The Only 3 Pans You Need in Your Kitchen
I inherited a set of twelve pans when I got married. Twelve. I used maybe four. When we moved, I got rid of all of them and bought three. I have not missed any of the nine I gave away.
Pan 1: 12-Inch Cast Iron Skillet (twenty-five to forty dollars)
A Lodge cast iron skillet costs less than thirty dollars and will outlive you. It does everything: sear steak, fry eggs, bake cornbread, roast vegetables, cook pizza. Heat retention is unmatched.
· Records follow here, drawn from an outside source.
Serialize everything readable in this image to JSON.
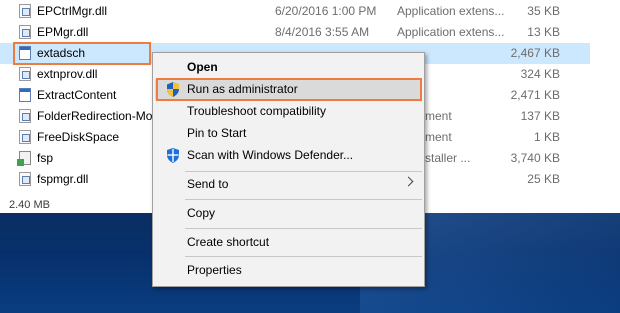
{
  "files": [
    {
      "name": "EPCtrlMgr.dll",
      "date": "6/20/2016 1:00 PM",
      "type": "Application extens...",
      "size": "35 KB",
      "icon": "dll-file-icon"
    },
    {
      "name": "EPMgr.dll",
      "date": "8/4/2016 3:55 AM",
      "type": "Application extens...",
      "size": "13 KB",
      "icon": "dll-file-icon"
    },
    {
      "name": "extadsch",
      "date": "",
      "type": "",
      "size": "2,467 KB",
      "icon": "application-icon",
      "selected": true
    },
    {
      "name": "extnprov.dll",
      "date": "",
      "type": "",
      "size": "324 KB",
      "icon": "dll-file-icon"
    },
    {
      "name": "ExtractContent",
      "date": "",
      "type": "",
      "size": "2,471 KB",
      "icon": "application-icon"
    },
    {
      "name": "FolderRedirection-Mo",
      "date": "",
      "type": "Document",
      "size": "137 KB",
      "icon": "document-icon"
    },
    {
      "name": "FreeDiskSpace",
      "date": "",
      "type": "Document",
      "size": "1 KB",
      "icon": "document-icon"
    },
    {
      "name": "fsp",
      "date": "",
      "type": "ws Installer ...",
      "size": "3,740 KB",
      "icon": "installer-icon"
    },
    {
      "name": "fspmgr.dll",
      "date": "",
      "type": "",
      "size": "25 KB",
      "icon": "dll-file-icon"
    }
  ],
  "status": {
    "text": "2.40 MB"
  },
  "context_menu": {
    "items": [
      {
        "label": "Open",
        "bold": true
      },
      {
        "label": "Run as administrator",
        "icon": "uac-shield-icon",
        "highlighted": true
      },
      {
        "label": "Troubleshoot compatibility"
      },
      {
        "label": "Pin to Start"
      },
      {
        "label": "Scan with Windows Defender...",
        "icon": "windows-defender-icon"
      },
      {
        "label": "Send to",
        "submenu": true
      },
      {
        "label": "Copy"
      },
      {
        "label": "Create shortcut"
      },
      {
        "label": "Properties"
      }
    ]
  },
  "colors": {
    "selection": "#cce8ff",
    "highlight_box": "#f07b3f",
    "desktop": "#0b3570"
  }
}
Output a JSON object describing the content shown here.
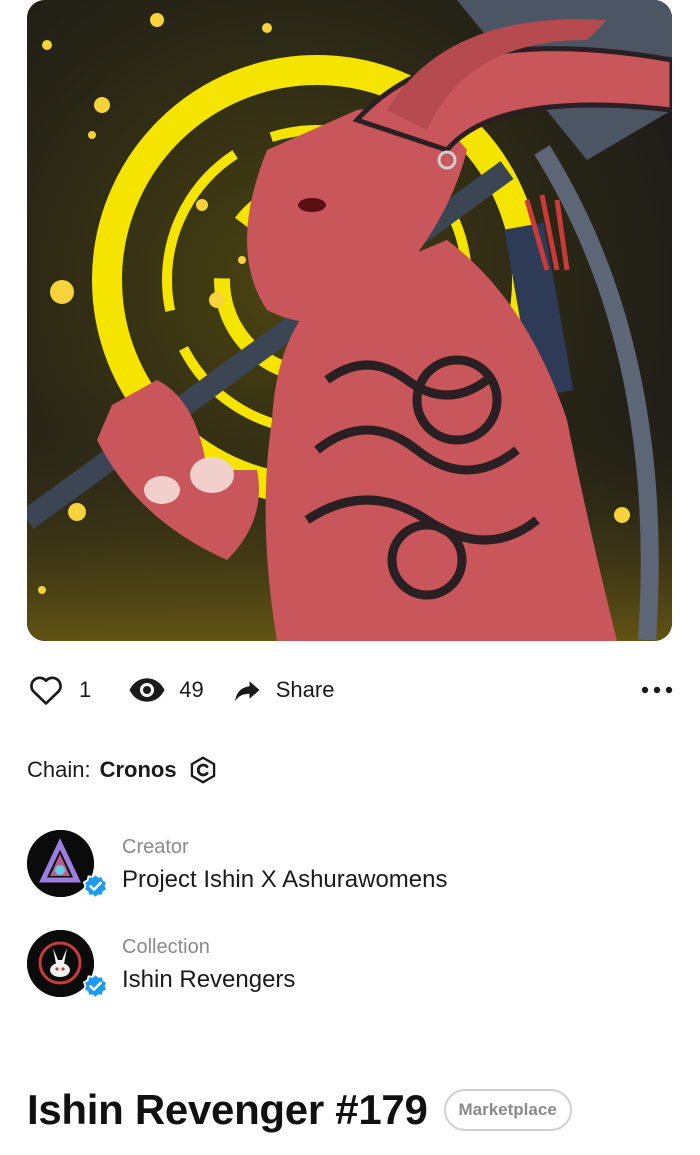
{
  "nft": {
    "title": "Ishin Revenger #179",
    "badge": "Marketplace"
  },
  "stats": {
    "likes": "1",
    "views": "49",
    "share_label": "Share"
  },
  "chain": {
    "label": "Chain:",
    "value": "Cronos"
  },
  "creator": {
    "label": "Creator",
    "name": "Project Ishin X Ashurawomens"
  },
  "collection": {
    "label": "Collection",
    "name": "Ishin Revengers"
  },
  "colors": {
    "verified": "#1d9bf0",
    "artwork_bg": "#1e1d1b",
    "halo": "#f5e400",
    "rabbit": "#c9565a"
  },
  "icons": [
    "heart-icon",
    "eye-icon",
    "share-arrow-icon",
    "more-dots-icon",
    "cronos-icon",
    "verified-icon"
  ]
}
Maintaining seasoning is easy: cook with oil, wash with hot water and a brush, dry immediately, rub with thin layer of oil. Modern cast iron comes pre-seasoned. You cannot permanently ruin a cast iron pan.
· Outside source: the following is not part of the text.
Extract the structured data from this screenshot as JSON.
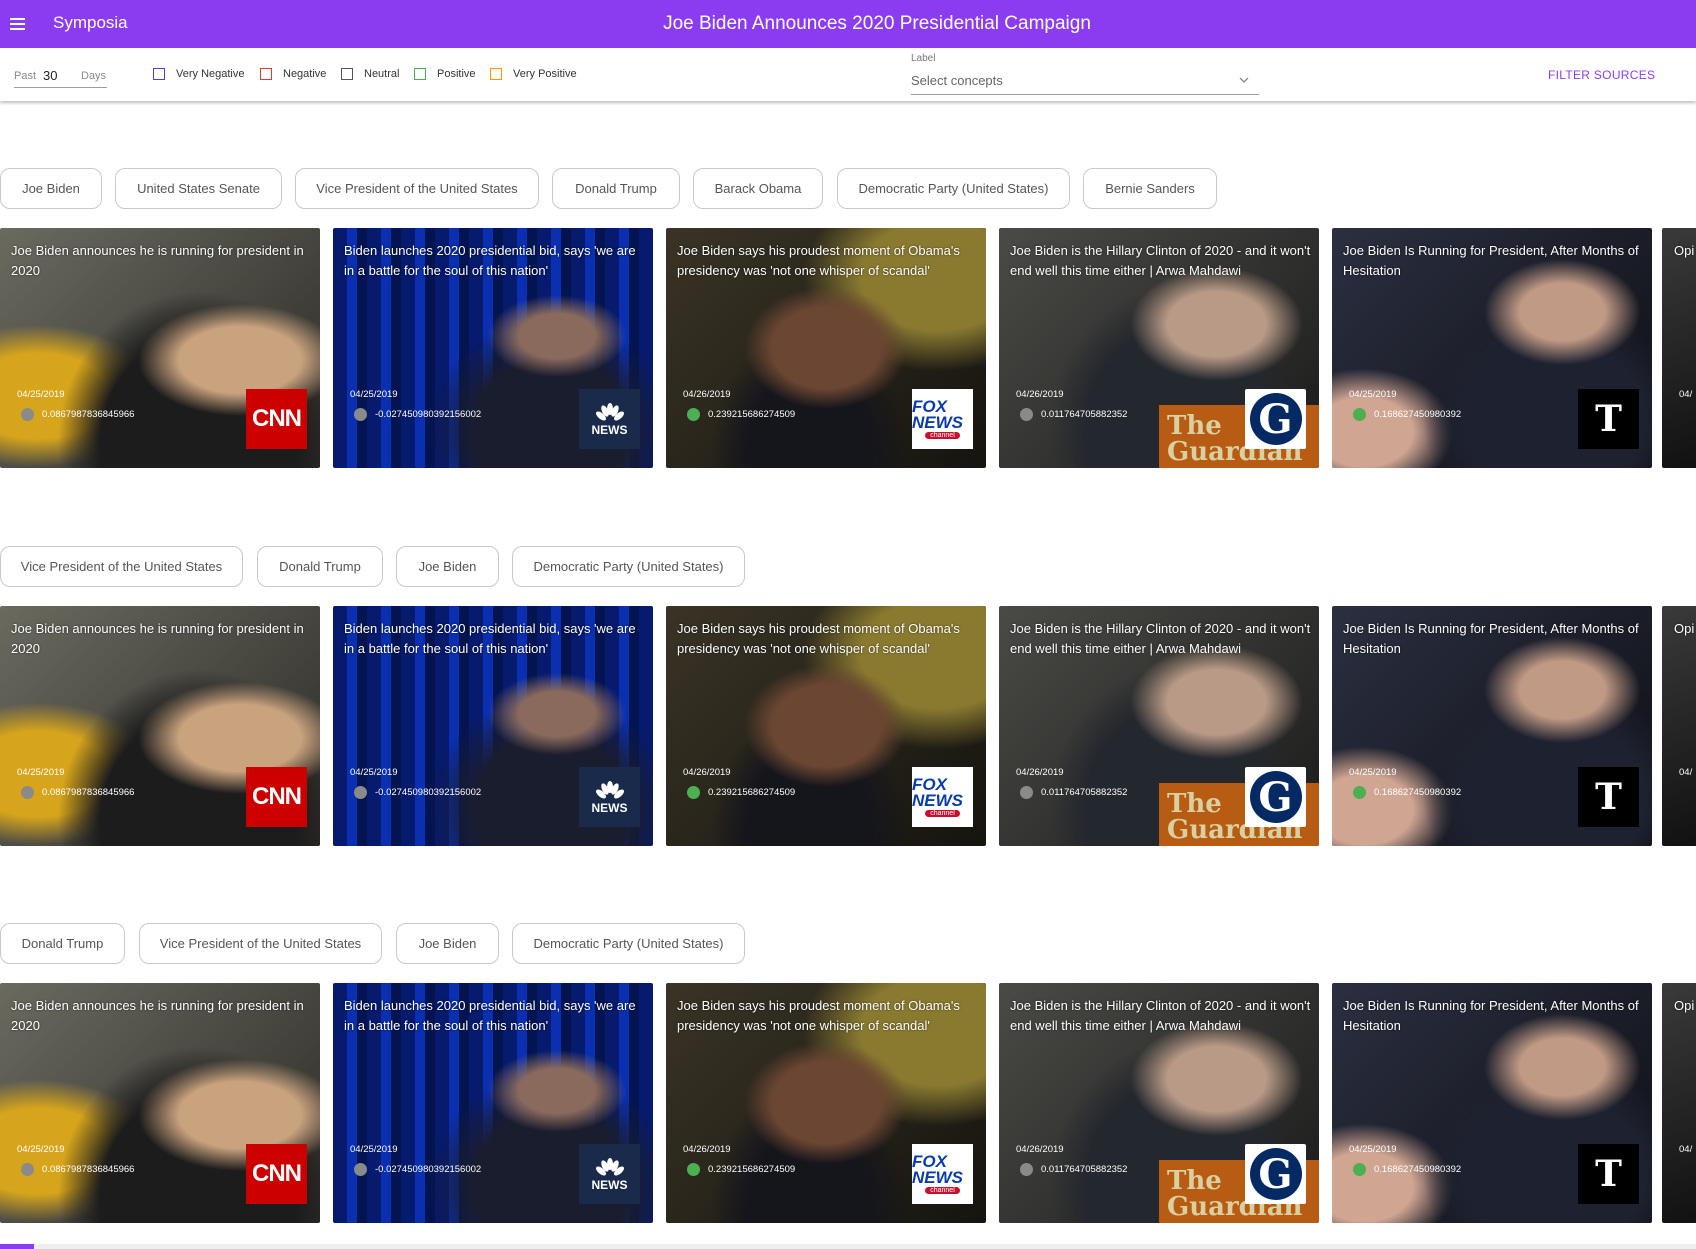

Pan 2: 3-Quart Stainless Steel Saute Pan (forty to sixty dollars)
Get one with straight sides and a lid. Tramontina or Cuisinart are forty to fifty dollars and perform nearly identically to All-Clad (one hundred sixty plus). Your workhorse for pasta sauces, stir-fries, braised dishes, one-pan meals. Preheat on medium for two minutes, add oil, wait thirty seconds, then add food. Food releases naturally when ready to flip.
Pan 3: 2-Quart Non-Stick Skillet (twenty to thirty dollars)
For eggs. Scrambled eggs, omelets, crepes. Do not spend more than thirty dollars on non-stick — coating wears out in two to three years regardless of price. When coating flakes, throw away and buy another.

What You Do Not Need
Matching sets include sizes you will never use. Copper pans (impossible to maintain). Ceramic non-stick (degrades as fast as Teflon, costs more). A wok without a powerful gas stove.
Quick Summary: 12-inch cast iron skillet for searing. 3-quart stainless saute for sauces. 2-quart non-stick for eggs. Skip matching sets. Replace non-stick every two to three years.